Инверсия исторических процессов требует при смене режима установления парламентской демократии, благо есть успешный пример западных соседей, преимущественно славян. Однако, у российской цивилизации (дочерней к западноевропейской, наряду, с североамериканской, латиноамериканской и южнобалканской), есть три существенных отличия.
Во-первых, условно говоря, по Днепру проходит социокультурное «зеркало», и, поэтому для России органичней те политические модели, которые противоположны восточноевропейским (что немцу - здорово, то русскому - смерь). Прежде всего, на запад и юг от России широкой полосой тянуться нации-государства, а Россия - цивилизация-государство (как Индия, Китай, Япония, Иран, США...). Поэтому, чем успешней там парламентская модель, тем провальней она может оказаться в нашей стране.
Во-вторых, православно-самодержавная традиция подсознательно требует образа правителя-иконы, медиатора между миром должного и профанным миром сущего. Поэтому глава исполнительной власти - всегда немножко царь.
Сакрально-монархическая картина мира требует, чтобы вина за трудности и бедствия падала на «бояр», «жадную толпой стоящих у трона». Модная сто лет назад в черносотенных кругах теория «средостения» - порочного бюрократического слоя между народом и всеблагим по определению государем (в поздней версии - «ленинским ЦК») - предполагает, что «вторая» фигура во власти - это царева «тень», как бы главный злоумышлитель, главный «боярин». Поэтому при парламентской республике, где президент - уважаемый символ нации (безгрешный, поскольку «грязной тачкой рук не пачкает»), сильный премьер, берущий за себя всю ответственность за социально-экономические, внешнеполитические и правоохранительные реалии, обречен быть в России живым воплощением социального зла, «отягощенным злом» демиургом.

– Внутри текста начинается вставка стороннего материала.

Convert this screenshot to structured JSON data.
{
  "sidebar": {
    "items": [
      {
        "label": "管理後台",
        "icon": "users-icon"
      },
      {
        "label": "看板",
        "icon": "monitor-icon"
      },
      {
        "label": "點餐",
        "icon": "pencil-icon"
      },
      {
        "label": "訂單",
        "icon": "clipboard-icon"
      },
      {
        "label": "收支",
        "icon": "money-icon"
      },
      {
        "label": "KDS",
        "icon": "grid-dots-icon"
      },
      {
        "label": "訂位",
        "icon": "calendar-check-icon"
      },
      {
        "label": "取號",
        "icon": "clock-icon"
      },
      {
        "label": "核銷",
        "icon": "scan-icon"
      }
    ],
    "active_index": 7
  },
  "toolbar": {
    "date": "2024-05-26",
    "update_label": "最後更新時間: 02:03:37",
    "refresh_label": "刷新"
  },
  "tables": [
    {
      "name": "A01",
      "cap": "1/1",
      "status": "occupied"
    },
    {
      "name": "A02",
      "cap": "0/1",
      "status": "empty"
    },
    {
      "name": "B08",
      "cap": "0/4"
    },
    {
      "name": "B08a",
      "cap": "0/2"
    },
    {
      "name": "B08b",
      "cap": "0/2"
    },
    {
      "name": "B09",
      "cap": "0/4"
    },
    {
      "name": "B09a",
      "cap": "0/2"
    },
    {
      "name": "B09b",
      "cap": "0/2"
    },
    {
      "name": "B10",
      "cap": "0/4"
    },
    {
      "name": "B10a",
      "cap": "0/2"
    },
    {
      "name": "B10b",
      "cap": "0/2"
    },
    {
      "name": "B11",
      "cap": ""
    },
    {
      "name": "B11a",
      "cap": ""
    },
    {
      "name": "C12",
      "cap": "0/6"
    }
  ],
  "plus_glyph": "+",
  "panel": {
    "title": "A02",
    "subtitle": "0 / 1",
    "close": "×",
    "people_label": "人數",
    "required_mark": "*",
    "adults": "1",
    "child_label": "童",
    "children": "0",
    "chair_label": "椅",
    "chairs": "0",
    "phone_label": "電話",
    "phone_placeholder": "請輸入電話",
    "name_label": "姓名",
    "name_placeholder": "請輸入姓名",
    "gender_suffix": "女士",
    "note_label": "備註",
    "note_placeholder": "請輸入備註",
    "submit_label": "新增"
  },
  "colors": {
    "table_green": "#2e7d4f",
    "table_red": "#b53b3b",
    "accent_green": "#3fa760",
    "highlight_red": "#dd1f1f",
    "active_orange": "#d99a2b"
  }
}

Поэтому только американская система, где президент - воплощенный лидер нации и, одновременно, несет всю полноту ответственности за всю политическую конкретику, не позволяет «сакральному» главе государства «спрятаться» за премьером и наоборот.
В-третьих, парламентская республика требует мощной и стабильной системы партий. С жесткой фракционной дисциплиной (иначе невозможны коалиционные правительства). Но такая система требует избирательного законодательства, либо полностью построенного на голосовании по спискам, либо дающих партия монополию на выдвижение кандидатов.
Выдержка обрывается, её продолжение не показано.